Personal information
- Born: 15 July 1994 (age 32) Lowton, Greater Manchester, England
- Height: 6 ft 2 in (1.88 m)
- Weight: 16 st 1 lb (102 kg)

Playing information
- Position: Second-row, Loose forward, Centre
Club
| Years | Team | Pld | T | G | FG | P |
| 2012– | Warrington Wolves | 275 | 95 | 0 | 0 | 380 |
| 2013(loan) | → Swinton Lions | 1 | 2 | 0 | 0 | 8 |
| 2014(loan) | → Swinton Lions | 2 | 3 | 0 | 0 | 12 |
|  | Total | 278 | 100 | 0 | 0 | 400 |
Representative
| Years | Team | Pld | T | G | FG | P |
| 2012 | England Knights | 1 | 0 | 0 | 0 | 0 |
| 2013 | Ireland | 3 | 0 | 0 | 0 | 0 |
| 2017–23 | England | 9 | 3 | 0 | 0 | 12 |
- Source: As of 4 November 2023

= Ben Currie =

England and Ireland international rugby league footballer

Ben Currie (born 15 July 1994) is a professional rugby league footballer who plays as a for the Warrington Wolves in the Super League. He has played for the England Knights, Ireland and England at international level.

Currie has spent time on loan from Warrington at the Swinton Lions in the Championship.

==Background==
Currie was born in Lowton, Greater Manchester, England.
He attended Golborne High School for his secondary education

==Club career==
Currie played his junior rugby at Golborne Parkside before signing with the Warrington Wolves. He made his début for Warrington in April 2012, aged 17, in a 46–12 victory over the Widnes Vikings. He scored his first senior try a month later against Salford City Reds.

In 2013, he played one game for Swinton Lions on a dual-registration deal, scoring two tries against the Sheffield Eagles. He made two further appearances for Swinton in 2014, scoring a hat trick against Barrow Raiders.

In June 2015, Currie signed a new four-year contract with Warrington.

He played in the 2016 Challenge Cup Final defeat by Hull F.C. at Wembley Stadium.

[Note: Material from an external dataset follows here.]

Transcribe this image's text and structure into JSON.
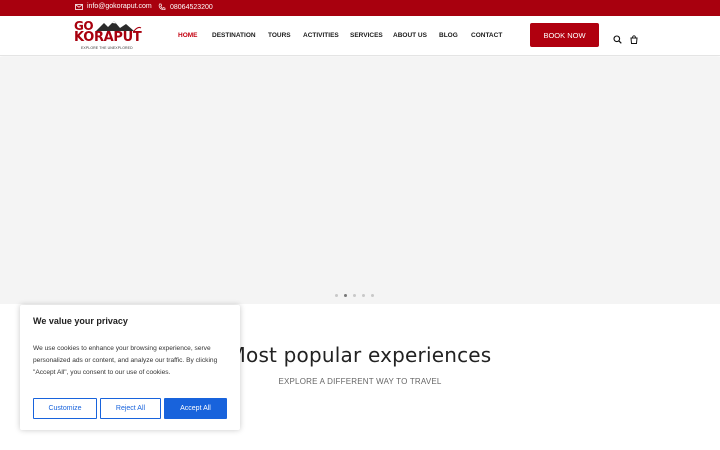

In September 2016, Currie suffered a torn anterior cruciate ligament, ruling him out for most of the 2017 season. Despite the injury, he was named in the 2016 Super League Dream Team for his performances during the season, and was rewarded with a new contract at Warrington, keeping him at the club until 2020.

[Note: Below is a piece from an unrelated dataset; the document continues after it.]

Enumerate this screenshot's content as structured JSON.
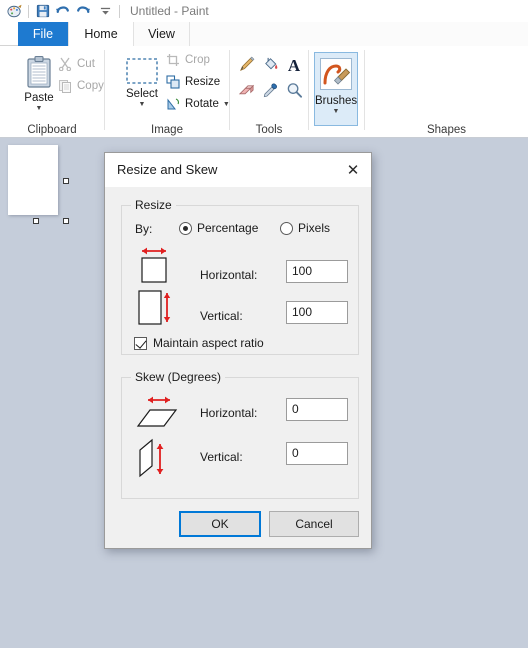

He returned to action in July 2017, but suffered another injury to the same knee in his second game after returning to the side. He was able to recover before the end of the season, playing two games for Warrington in the 2017 Qualifiers.

He played in the 2019 Challenge Cup Final victory over St Helens at Wembley Stadium.

Currie was granted a testimonial by Warrington, which took place prior to the 2023 season.
Currie played 28 games for Warrington in the 2023 Super League season as Warrington finished sixth on the table and qualified for the playoffs. Currie played in the clubs elimination playoff loss against St Helens.
On 8 June 2024, Currie played in Warrington's 2024 Challenge Cup final defeat against Wigan.
On 7 June 2025, Currie played in Warrington's 8-6 Challenge Cup final loss against Hull Kingston Rovers.

==International career==
Currie made his international début for Ireland in the 2013 Rugby League World Cup, and played in all three of their group games.

In 2015, Currie was selected by Steve McNamara to represent England for their test series against New Zealand but did not make an appearance.

In 2017, he was one of two uncapped players to be named in England's World Cup squad. He made his début for England in the opening game against Australia as a substitute after being named in the team as a late replacement for Alex Walmsley, who was ruled out due to illness.